Barloe was reached about 3.30 p.m., and I was the only passenger to alight. ‘One green Englishman, and Jack Smither’s pair o’ boots, is all for you ’sides the mail,’ I heard my lunch companion say to the station agent. The pair of boots, I discovered later, was in reality two bottles of White Horse whisky in a boot box, consigned as boots to overcome the local option regulations, as Barloe was dry.
The station agent grinned cheerfully at me as the train pulled out. ‘Where you makin’ for, son?’ Everybody called me son, so I suppose my youth and innocence was pretty apparent. ‘Mr. George Hartley’s farm,’ I answered.
‘George ain’t in to-day. He’s still busy cutting. Still I guess there’ll be someone in for mail who’ll give you a lift. Follow old Mac over to the store, and ask him to fix you up.’ He pointed to the postmaster, who was walking across the track with the mail bag. I did so, waited till the mail was sorted, and then inquired of the postmaster as to the best way to Mr. Hartley’s farm.
‘Hartley’s, laddie? Ay, George telled me ye was coming. There’s Henderson now, he’ll do yer business fine and dandy. Say, Pop!’ At this a man at the other end of the store came up to the mail counter. ‘This young mon’s goin’ to George Hartley. ’Tis a wee bit out o’ yer trail, but if ye’re no busy, Pop?’
‘Sure thing, Mac. I can go that way. I’ll pull out right now.’
‘There y’are now, all fixed up,’ said Mac. ‘Bide though, ye can take George’s mail.’
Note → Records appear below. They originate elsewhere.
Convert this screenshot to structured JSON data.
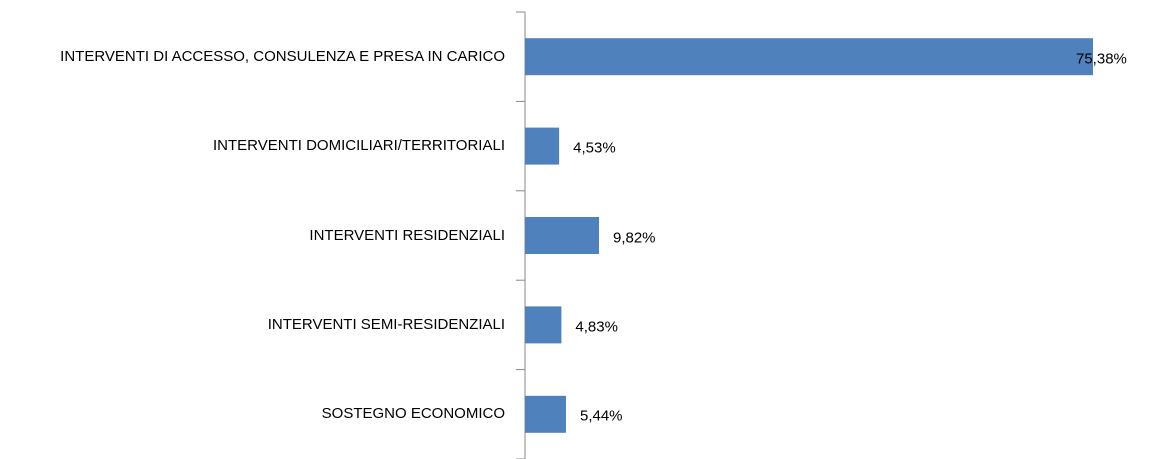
{
  "chart_data": {
    "type": "bar",
    "orientation": "horizontal",
    "categories": [
      "INTERVENTI DI ACCESSO, CONSULENZA E PRESA IN CARICO",
      "INTERVENTI DOMICILIARI/TERRITORIALI",
      "INTERVENTI RESIDENZIALI",
      "INTERVENTI SEMI-RESIDENZIALI",
      "SOSTEGNO ECONOMICO"
    ],
    "values": [
      75.38,
      4.53,
      9.82,
      4.83,
      5.44
    ],
    "value_labels": [
      "75,38%",
      "4,53%",
      "9,82%",
      "4,83%",
      "5,44%"
    ],
    "color": "#4f81bd"
  }
}
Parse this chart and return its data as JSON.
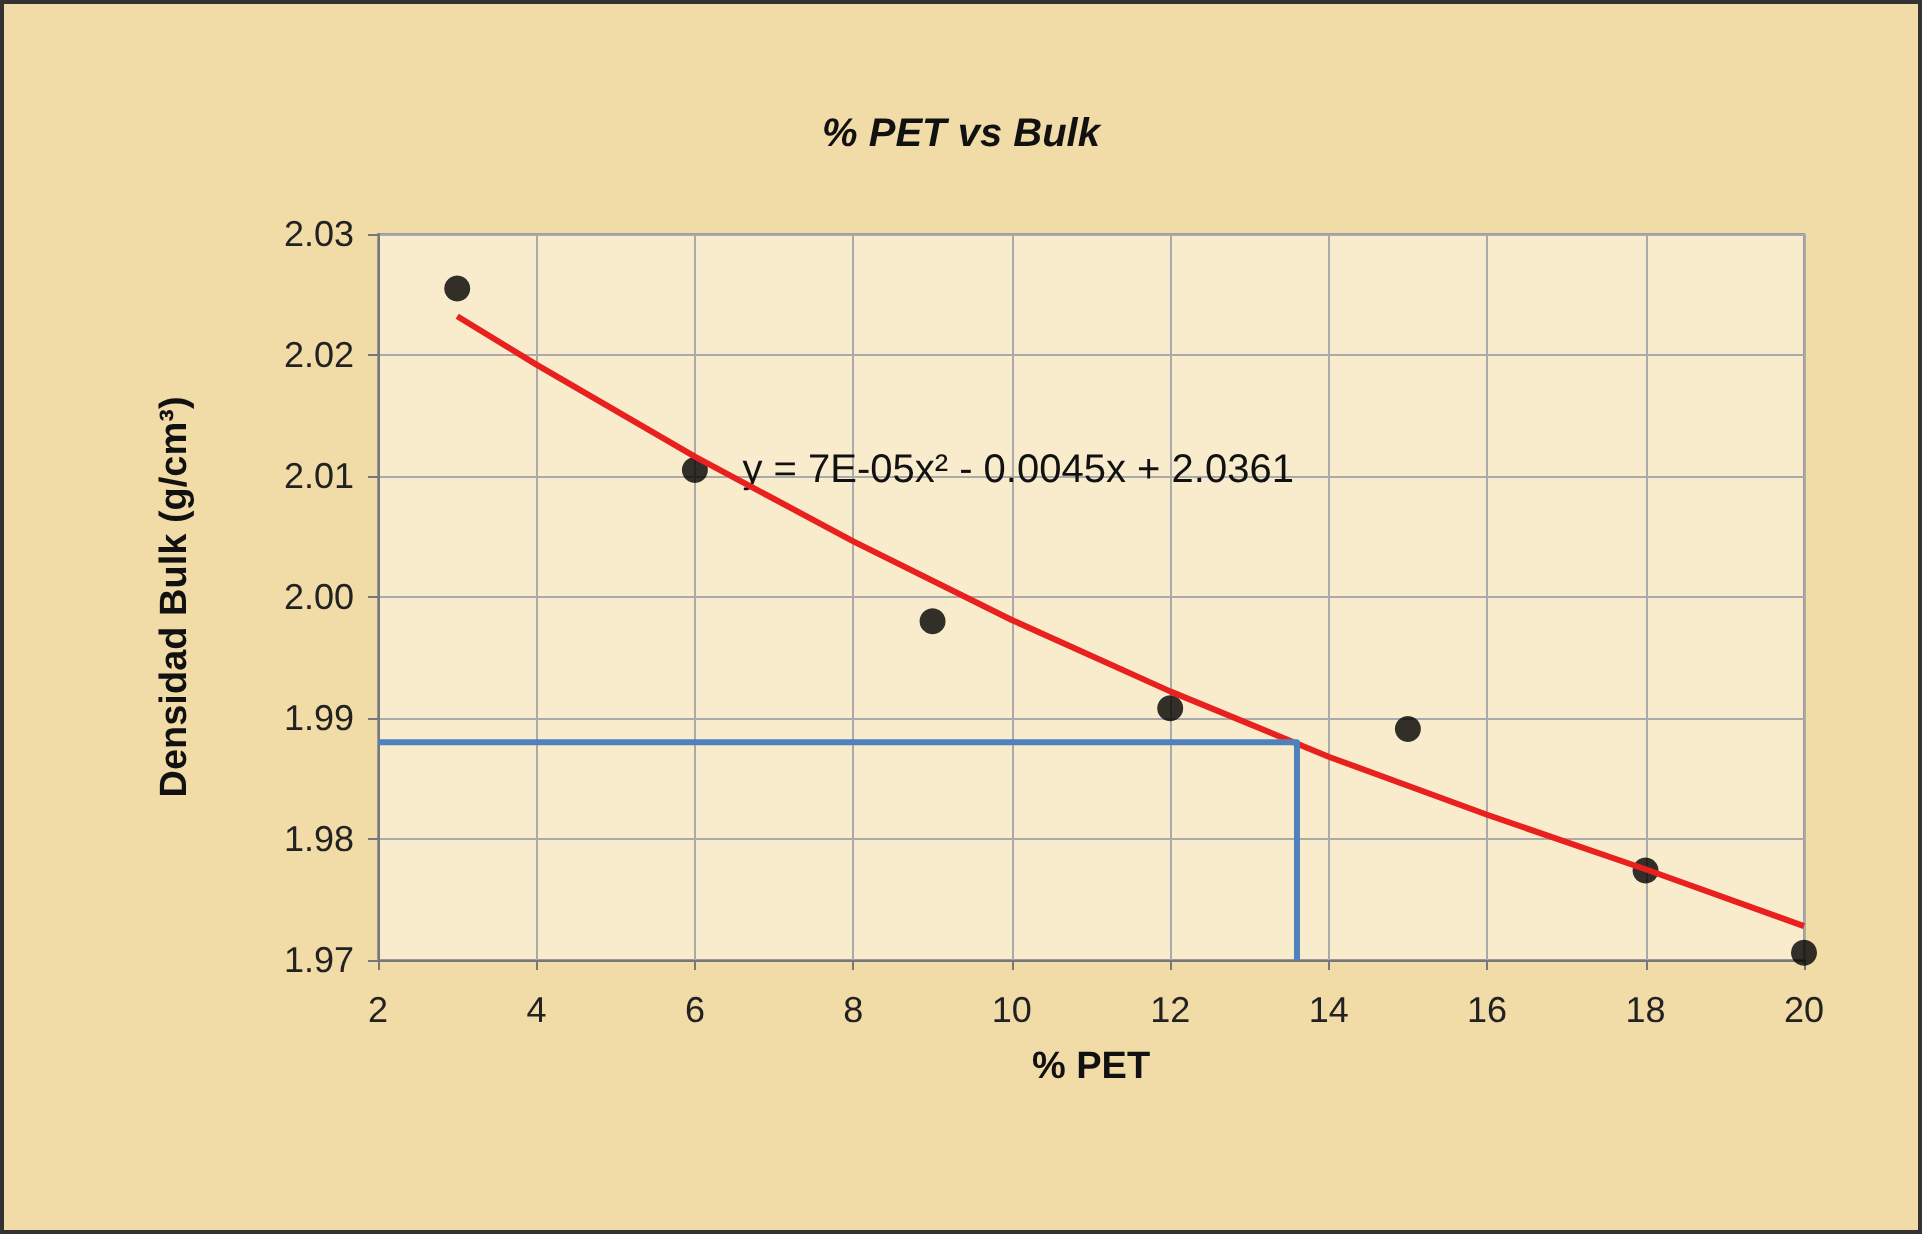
{
  "chart_data": {
    "type": "scatter",
    "title": "% PET vs Bulk",
    "xlabel": "% PET",
    "ylabel": "Densidad Bulk (g/cm³)",
    "xlim": [
      2,
      20
    ],
    "xticks": [
      2,
      4,
      6,
      8,
      10,
      12,
      14,
      16,
      18,
      20
    ],
    "ylim": [
      1.97,
      2.03
    ],
    "yticks": [
      1.97,
      1.98,
      1.99,
      {
        "value": 2.0,
        "label": "2.00"
      },
      2.01,
      2.02,
      2.03
    ],
    "grid": true,
    "marker": "circle",
    "series": [
      {
        "color": "#000000",
        "x": [
          3,
          6,
          9,
          12,
          15,
          18,
          20
        ],
        "values": [
          2.0255,
          2.0105,
          1.998,
          1.9908,
          1.9891,
          1.9774,
          1.9706
        ]
      },
      {
        "type": "line",
        "color": "#e8201e",
        "marker": "none",
        "line_style": "solid",
        "x": [
          3,
          4,
          6,
          8,
          10,
          12,
          14,
          16,
          18,
          20
        ],
        "values": [
          2.0232,
          2.0192,
          2.0116,
          2.0046,
          1.9981,
          1.9922,
          1.9868,
          1.982,
          1.9775,
          1.9728
        ]
      },
      {
        "type": "line",
        "color": "#4f81bd",
        "marker": "none",
        "line_style": "solid",
        "x": [
          2,
          13.6,
          13.6
        ],
        "values": [
          1.988,
          1.988,
          1.97
        ]
      }
    ],
    "annotations": [
      {
        "text": "y = 7E-05x² - 0.0045x + 2.0361",
        "x": 6.6,
        "y": 2.0105
      }
    ]
  }
}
Having pocketed some letters and a newspaper, and thanked the postmaster, I followed Henderson out of the store to a waiting two-horse buggy, and we set out.
As we drove along the trail between stooks of grai
n, chiefly oats, Henderson inquired my name and I let out in conversion that I was a farmer’s son. ‘Then you’ll be some good to George this Fall, p’raps. Gordon, that’s the fellow who’s been batching with him, is off to the Peg next week. Say, do you farmers in the Old Country ever do any work?’ I said that I thought so.
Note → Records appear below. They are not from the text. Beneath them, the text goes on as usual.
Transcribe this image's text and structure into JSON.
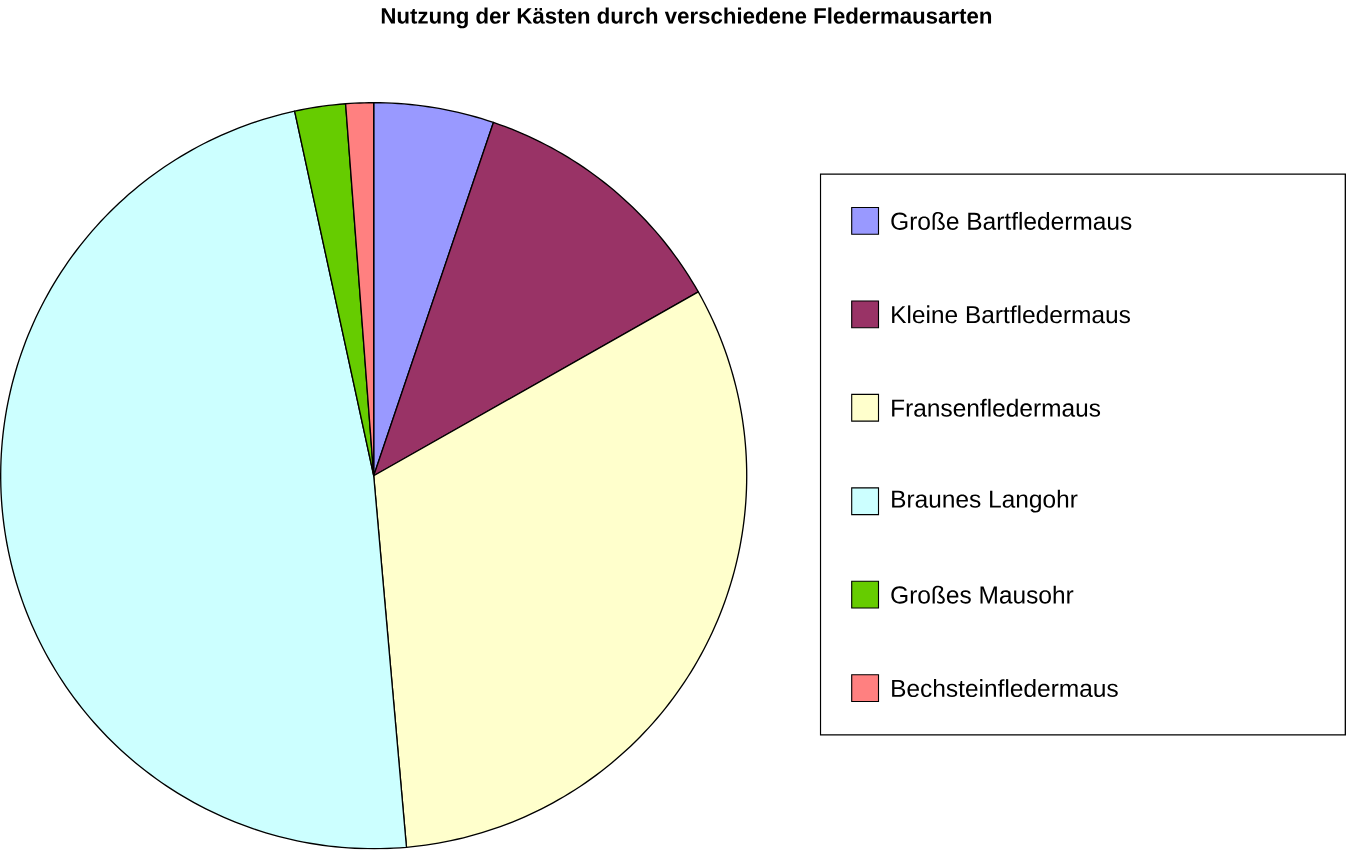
{
  "chart_data": {
    "type": "pie",
    "title": "Nutzung der Kästen durch verschiedene Fledermausarten",
    "categories": [
      "Große Bartfledermaus",
      "Kleine Bartfledermaus",
      "Fransenfledermaus",
      "Braunes Langohr",
      "Großes Mausohr",
      "Bechsteinfledermaus"
    ],
    "values": [
      5.2,
      11.6,
      31.8,
      48.0,
      2.2,
      1.2
    ],
    "colors": [
      "#9999ff",
      "#993366",
      "#ffffcc",
      "#ccffff",
      "#66cc00",
      "#ff8080"
    ],
    "legend": "right"
  }
}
‘H’m, think you could drive a stook team?’
‘What does that mean exactly?’
‘Wagon with a sheaf rack on. Get a load of sheaves, and pitch ’em into the separator.’
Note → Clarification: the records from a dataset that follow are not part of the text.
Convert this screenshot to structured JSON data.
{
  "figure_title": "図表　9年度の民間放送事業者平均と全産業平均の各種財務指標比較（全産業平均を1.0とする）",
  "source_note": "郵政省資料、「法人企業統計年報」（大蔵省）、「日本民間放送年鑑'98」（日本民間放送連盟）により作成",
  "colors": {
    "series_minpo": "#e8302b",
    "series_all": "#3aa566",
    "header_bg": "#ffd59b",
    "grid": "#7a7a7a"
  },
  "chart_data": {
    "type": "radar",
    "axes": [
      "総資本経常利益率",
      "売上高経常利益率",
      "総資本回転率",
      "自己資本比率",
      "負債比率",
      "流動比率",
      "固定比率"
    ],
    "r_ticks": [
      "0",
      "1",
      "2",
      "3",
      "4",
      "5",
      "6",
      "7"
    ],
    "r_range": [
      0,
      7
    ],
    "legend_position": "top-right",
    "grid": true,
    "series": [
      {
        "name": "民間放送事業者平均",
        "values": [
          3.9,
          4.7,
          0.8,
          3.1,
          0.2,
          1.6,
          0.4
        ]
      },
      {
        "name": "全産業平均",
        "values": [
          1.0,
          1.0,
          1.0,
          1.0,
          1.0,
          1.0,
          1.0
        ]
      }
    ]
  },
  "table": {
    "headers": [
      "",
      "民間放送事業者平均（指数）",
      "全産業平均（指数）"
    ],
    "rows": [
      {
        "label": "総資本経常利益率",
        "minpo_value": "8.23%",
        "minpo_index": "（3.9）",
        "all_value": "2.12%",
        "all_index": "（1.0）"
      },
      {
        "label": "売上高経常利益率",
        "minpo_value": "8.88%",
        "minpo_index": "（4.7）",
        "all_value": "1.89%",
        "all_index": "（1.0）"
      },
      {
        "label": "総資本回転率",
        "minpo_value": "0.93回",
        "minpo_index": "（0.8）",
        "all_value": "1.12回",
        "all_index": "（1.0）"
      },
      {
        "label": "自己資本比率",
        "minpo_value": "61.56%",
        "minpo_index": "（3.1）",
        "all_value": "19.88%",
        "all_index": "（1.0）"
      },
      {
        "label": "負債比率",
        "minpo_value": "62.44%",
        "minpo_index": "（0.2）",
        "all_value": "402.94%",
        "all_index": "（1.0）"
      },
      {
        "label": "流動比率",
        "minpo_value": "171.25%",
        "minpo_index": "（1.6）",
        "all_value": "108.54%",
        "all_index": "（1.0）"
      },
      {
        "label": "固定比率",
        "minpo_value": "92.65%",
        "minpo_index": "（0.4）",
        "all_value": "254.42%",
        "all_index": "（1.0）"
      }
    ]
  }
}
‘I think I could do that all right.’
‘I wonder, but we’ll soon see. Can you open that gate?’
The team had stopped at a barb-wire fence across the trail. I got down, and after a few moments’ fumbling, found out the trick of the fastening, opened some four yards of the fence to let the team through, and closed it behind them. Presently Henderson pointed out a wooden shanty some fifty yards away from it. ‘George’s,’ he said, and shortly afterwards we drove between some scattered farm implements up to the door of the shanty.
‘Out, I reckon. Hop down and make sure.’
The shanty gave no sign of life as I approached it and knocked on the door. ‘Lord! Don’t knock. Open the door and go in.’ I did so, and the interior seemed to be tenanted by flies only.
‘No luck,’ said Henderson. ‘Here, chuck your handbag inside, and we’ll go and find ’em.’
‘Now where?’ he went on, as I rejoined him. ‘Can’t be cutting, ’cause there’s the binder. Buggy’s in the shed, and the wagon, so they ain’t away. Listen! That’s a post hammer. I know, George is fencing a pig pasture. Saw the fence on his wagon two days ago. They’ll be t’other side of the bluff.’